Cas particulier des EPI
Au-delà du simple confort d’une tenue, les phénomènes de thermorégulation doivent être rigoureusement respectés dans le cadre des EPI.
C’est particulièrement vrai pour les tenues de protection des militaires ou des premiers secours de type NRBC. Les tenues doivent résister aux agents chimiques de guerre sous forme liquide, vapeurs ou aérosols, ainsi qu’aux TICs.
On comprend vite d’après ce qui vient d’être dit, que l’utilisation de combinaisons complètement hermétiques à l’air et à l’eau ne vont pas permettre aux phénomènes de la thermorégulation de se dérouler normalement : la chaleur produite par le corps s’accumule puisqu’aucun mécanisme de transfert de chaleur vers l’extérieur n’est possible. La production de sueur humidifie le microclimat entre la peau et la tenue et la sueur liquide ne pouvant pas s’évaporer s’accumule et ne joue pas le rôle de refroidissement de la peau. Une hyperthermie se produit alors, c’est le « coup de chaleur », mettant en danger la vie de celui qui porte l’équipement.
On en déduit que les EPI doivent à la fois permettre le passage de l’air et de l’humidité sous forme de vapeur ou liquide tout en empêchant l’entrée des produits toxiques, sous forme gaz ou liquide.
Des combinaisons filtrantes ont été mises au point par Ouvry® qui permettent le passage de l’air (transmission de la chaleur sèche), le passage de l’humidité sous forme vapeur et l’évaporation de la sueur. Une couche hydrophobe extérieure interdit l’entrée des toxiques liquides et aérosols, une couche de carbone activé sous la surface piège les produits toxiques gazeux avant qu’ils n’atteignent la peau de l’individu.
De plus, ce type de combinaison répartit un éventuel effet de pompage sur l’ensemble de la surface interne de l’équipement réduisant d’autant la concentration du toxique. De plus, ce dernier est piégé par le carbone actif intérieur.

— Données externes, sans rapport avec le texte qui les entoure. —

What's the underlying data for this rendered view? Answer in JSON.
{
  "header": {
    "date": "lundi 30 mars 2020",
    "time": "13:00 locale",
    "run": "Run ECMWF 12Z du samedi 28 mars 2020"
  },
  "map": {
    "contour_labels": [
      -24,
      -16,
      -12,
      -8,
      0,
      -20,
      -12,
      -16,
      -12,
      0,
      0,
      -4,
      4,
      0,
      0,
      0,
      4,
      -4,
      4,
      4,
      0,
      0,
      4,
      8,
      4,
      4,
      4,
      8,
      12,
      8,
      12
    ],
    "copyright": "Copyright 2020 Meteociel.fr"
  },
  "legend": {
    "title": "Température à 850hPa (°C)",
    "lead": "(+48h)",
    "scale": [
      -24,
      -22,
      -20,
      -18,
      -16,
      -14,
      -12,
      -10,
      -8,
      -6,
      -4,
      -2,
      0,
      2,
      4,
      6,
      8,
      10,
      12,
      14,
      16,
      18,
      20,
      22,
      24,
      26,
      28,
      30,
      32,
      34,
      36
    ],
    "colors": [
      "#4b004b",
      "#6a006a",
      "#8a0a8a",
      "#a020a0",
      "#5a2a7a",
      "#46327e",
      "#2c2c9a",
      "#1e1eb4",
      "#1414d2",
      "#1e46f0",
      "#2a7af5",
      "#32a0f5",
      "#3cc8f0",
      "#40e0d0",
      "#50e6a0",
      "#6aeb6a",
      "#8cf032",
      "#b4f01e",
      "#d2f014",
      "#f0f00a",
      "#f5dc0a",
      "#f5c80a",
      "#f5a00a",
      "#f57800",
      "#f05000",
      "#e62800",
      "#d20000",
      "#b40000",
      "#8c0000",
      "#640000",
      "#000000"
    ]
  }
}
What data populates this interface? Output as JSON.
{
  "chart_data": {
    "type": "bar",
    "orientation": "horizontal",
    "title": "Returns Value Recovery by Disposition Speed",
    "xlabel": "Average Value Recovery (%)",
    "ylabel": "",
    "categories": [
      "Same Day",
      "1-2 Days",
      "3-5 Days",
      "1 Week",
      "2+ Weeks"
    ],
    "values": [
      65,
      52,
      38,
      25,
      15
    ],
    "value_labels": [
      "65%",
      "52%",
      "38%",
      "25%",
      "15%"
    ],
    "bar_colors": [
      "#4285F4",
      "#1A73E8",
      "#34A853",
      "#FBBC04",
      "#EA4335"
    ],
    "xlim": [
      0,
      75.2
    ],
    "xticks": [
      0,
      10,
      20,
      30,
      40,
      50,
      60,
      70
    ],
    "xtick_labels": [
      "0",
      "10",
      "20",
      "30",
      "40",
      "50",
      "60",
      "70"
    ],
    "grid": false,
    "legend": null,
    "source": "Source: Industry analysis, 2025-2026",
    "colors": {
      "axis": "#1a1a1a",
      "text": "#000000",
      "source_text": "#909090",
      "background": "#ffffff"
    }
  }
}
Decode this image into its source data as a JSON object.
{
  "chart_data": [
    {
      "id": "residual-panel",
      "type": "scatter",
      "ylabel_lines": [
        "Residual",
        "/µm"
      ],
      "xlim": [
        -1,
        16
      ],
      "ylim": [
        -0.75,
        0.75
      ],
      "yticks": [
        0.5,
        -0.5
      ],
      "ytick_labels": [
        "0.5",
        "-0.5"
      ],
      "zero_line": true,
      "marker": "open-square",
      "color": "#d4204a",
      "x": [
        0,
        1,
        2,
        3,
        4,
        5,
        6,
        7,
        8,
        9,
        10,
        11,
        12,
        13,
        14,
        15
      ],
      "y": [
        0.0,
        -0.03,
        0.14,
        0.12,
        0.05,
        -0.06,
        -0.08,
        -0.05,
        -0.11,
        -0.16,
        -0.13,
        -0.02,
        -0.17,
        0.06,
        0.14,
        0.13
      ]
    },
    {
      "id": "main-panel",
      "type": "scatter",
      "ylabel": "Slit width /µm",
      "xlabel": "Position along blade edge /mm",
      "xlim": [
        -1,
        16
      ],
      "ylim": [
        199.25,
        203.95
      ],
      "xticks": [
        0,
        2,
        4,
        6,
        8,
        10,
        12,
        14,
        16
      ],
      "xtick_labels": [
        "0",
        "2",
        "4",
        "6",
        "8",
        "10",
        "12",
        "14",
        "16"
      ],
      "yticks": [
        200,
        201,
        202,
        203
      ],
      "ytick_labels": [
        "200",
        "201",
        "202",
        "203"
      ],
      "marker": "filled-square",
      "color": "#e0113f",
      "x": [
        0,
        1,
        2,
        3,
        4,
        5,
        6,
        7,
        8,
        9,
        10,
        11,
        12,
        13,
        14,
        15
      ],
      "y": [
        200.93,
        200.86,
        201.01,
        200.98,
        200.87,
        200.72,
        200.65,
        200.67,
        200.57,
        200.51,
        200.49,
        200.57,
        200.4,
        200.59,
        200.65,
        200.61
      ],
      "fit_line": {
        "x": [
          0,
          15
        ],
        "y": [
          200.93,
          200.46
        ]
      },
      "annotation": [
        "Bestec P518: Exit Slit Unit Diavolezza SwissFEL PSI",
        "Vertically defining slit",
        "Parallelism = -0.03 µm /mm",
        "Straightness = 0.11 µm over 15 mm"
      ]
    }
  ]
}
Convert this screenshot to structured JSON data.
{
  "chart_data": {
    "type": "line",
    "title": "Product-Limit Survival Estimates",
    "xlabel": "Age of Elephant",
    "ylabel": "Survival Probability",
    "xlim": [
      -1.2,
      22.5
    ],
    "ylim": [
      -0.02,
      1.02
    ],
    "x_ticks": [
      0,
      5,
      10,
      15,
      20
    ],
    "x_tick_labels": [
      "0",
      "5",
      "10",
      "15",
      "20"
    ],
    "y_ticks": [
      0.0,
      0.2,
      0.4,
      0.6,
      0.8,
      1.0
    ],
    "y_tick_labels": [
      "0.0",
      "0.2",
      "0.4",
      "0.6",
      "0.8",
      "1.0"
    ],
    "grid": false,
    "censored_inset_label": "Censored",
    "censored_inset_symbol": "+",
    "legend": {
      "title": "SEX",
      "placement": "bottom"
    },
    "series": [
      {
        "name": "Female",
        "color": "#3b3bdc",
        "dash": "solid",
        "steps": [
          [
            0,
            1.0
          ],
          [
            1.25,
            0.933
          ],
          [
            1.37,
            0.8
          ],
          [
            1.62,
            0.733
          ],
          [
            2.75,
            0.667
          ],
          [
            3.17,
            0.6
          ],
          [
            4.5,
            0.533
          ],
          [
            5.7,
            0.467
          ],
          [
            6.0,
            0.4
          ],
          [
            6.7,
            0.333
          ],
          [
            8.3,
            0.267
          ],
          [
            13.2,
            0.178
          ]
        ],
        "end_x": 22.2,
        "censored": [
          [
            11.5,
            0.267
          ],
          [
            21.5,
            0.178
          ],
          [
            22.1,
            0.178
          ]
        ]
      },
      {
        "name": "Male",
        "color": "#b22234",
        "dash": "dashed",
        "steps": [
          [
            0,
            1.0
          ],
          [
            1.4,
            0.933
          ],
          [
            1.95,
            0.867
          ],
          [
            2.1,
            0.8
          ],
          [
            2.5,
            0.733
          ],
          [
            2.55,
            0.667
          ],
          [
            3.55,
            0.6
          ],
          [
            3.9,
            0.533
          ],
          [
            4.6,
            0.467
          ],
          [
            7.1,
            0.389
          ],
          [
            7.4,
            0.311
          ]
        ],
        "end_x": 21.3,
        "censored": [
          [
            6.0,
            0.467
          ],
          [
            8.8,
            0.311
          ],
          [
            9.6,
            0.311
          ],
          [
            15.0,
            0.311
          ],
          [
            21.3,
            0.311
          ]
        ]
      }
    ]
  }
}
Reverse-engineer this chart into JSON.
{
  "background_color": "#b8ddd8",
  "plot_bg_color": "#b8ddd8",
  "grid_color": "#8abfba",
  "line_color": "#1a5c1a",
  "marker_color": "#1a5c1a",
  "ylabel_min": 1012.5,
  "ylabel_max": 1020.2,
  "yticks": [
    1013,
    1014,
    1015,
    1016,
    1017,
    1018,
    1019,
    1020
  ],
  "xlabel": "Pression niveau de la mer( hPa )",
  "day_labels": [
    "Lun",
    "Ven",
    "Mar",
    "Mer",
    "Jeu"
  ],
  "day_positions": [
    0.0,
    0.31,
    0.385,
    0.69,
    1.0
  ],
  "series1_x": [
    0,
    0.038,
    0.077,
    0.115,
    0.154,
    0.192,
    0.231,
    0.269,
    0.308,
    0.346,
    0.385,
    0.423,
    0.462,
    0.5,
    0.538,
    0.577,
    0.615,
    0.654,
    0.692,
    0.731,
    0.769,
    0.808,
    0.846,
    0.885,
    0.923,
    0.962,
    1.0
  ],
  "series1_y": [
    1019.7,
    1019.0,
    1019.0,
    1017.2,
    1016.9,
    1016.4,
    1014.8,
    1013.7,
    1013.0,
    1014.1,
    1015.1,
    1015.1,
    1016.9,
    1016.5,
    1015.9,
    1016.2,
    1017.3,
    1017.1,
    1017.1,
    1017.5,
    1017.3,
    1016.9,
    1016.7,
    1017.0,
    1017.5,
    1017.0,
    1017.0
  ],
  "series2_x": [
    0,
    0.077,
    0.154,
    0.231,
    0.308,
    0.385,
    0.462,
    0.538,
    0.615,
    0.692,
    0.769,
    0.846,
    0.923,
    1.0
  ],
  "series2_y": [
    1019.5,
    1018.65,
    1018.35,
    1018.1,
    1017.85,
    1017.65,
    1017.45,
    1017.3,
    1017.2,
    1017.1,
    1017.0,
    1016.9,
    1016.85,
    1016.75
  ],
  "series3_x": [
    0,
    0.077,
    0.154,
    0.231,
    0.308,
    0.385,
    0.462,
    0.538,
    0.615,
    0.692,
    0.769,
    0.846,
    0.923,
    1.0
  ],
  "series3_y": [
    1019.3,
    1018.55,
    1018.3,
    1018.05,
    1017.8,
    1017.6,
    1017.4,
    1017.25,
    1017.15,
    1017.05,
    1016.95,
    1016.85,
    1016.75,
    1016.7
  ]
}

On pourra se référer utilement aux articles suivants : tenue de protection NRBC, Polycombi®, Polyindus®, PolyAgry®.
Conclusion
Le confort thermophysiologique est le principal attribut des vêtements et il comprend les propriétés de transport de la chaleur et de l’humidité. La sensation de confort dépend de l’effet combiné de l’activité physique, du climat et des vêtements. La transmission de la chaleur à travers le tissu se fait par quatre mécanismes : conduction, convection, radiation et évaporation. Le confort thermophysiologique des vêtements peut être obtenu par la transmission de la chaleur sèche par conduction et rayonnement, la transmission de l’humidité (perméabilité à la vapeur d’eau, transmission de l’eau liquide ou mèche, absorption de l’eau et propriété de séchage) et la perméabilité à l’air. Ces propriétés du vêtement peuvent être améliorées en utilisant différents matériaux fibreux, en modifiant la structure de la fibre, du fil, du tissu et du vêtement, et en appliquant une finition appropriée au tissu qui peut améliorer les propriétés de transport de la chaleur et de l’humidité.